Who likes having tons of money taken out of their paychecks each month so that some insurance executives can buy a 60-foot yacht for each coastal state? Sometimes it feels like we ought to just line up on payday to give a quarter of our paycheck to some bloated greasy executive in a $2000 suit, who can then quickly dispatch us with a swift kick to our collective hind-sides. Now that's medical care, right?
Please don't misunderstand me. By no means am I positing that social medicine is the way to go. I lived in Germany for two years and I saw what happens under social medicine. No where else have I ever seen as many people with preventable developmental limb defects, chronic diseases that could have been treatable had they been caught early enough, and general bad attitudes (okay, this isn't a medical condition and is probably a product of the fact that I was there as a missionary, preaching religion and faith to the heathen). Mind you all these problems were in Germany, which, as far as quality of care in social medicine goes, is probably near the top of the list.
So what can we do with the throbbing pus-ball that is American health care without resorting to an even worse system? Do we have to sacrifice quality of care for the sake of cost?
Here's an idea: change health care (insurance) from a business to a service - like it should be. Capitalism is great, but it has figured out a lot of ways of screwing the American populace; health care is a prime example of this. Taking the business out of health care would mean our health care executives would have to find some other way to swindle the American public- is the oil industry hiring?
So here's how we can do it. As it is right now, we pay tens of thousands of dollars so that we're "covered" in case of an accident. When that accident happens (or disease, or child-birth, or whatever the medical necessity happens to be), how hard do we have to fight to get just a little bit of that money back? Why not set up personal savings-type accounts that we pay into each month, and when we need that money...VOILA! You've got it saved away. Think about it, if you saved $200 a month (pretty cheap compared to modern health insurance), you could save $24000 in ten years to be put toward medical expenses, and that's without the interest you would accrue in the meantime. With all that money going into the economy instead of the insurance executives' pockets, this kind of plan might actually help the economy, instead of putting a drain on it.

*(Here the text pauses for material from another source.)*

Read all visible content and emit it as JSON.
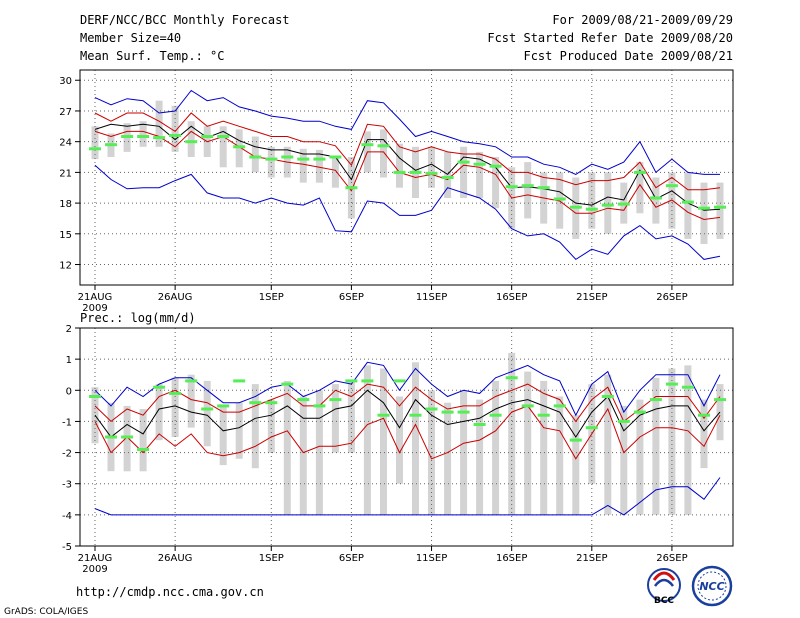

I should make the disclaimer that this is not an original idea on my part; I've heard similar ideas many times, most recently from my friend Marissa. However, I think this would be a great way to "fix" health care. Now obviously it wouldn't solve all of our problems- nothing will. However, by taking the greedy corporations out of the picture, we can cut out a lot of the fat and end up with a trim, healthy way of providing good quality health care to a greater number of people at a lower cost. That's me just saving the future of America one problem at a time.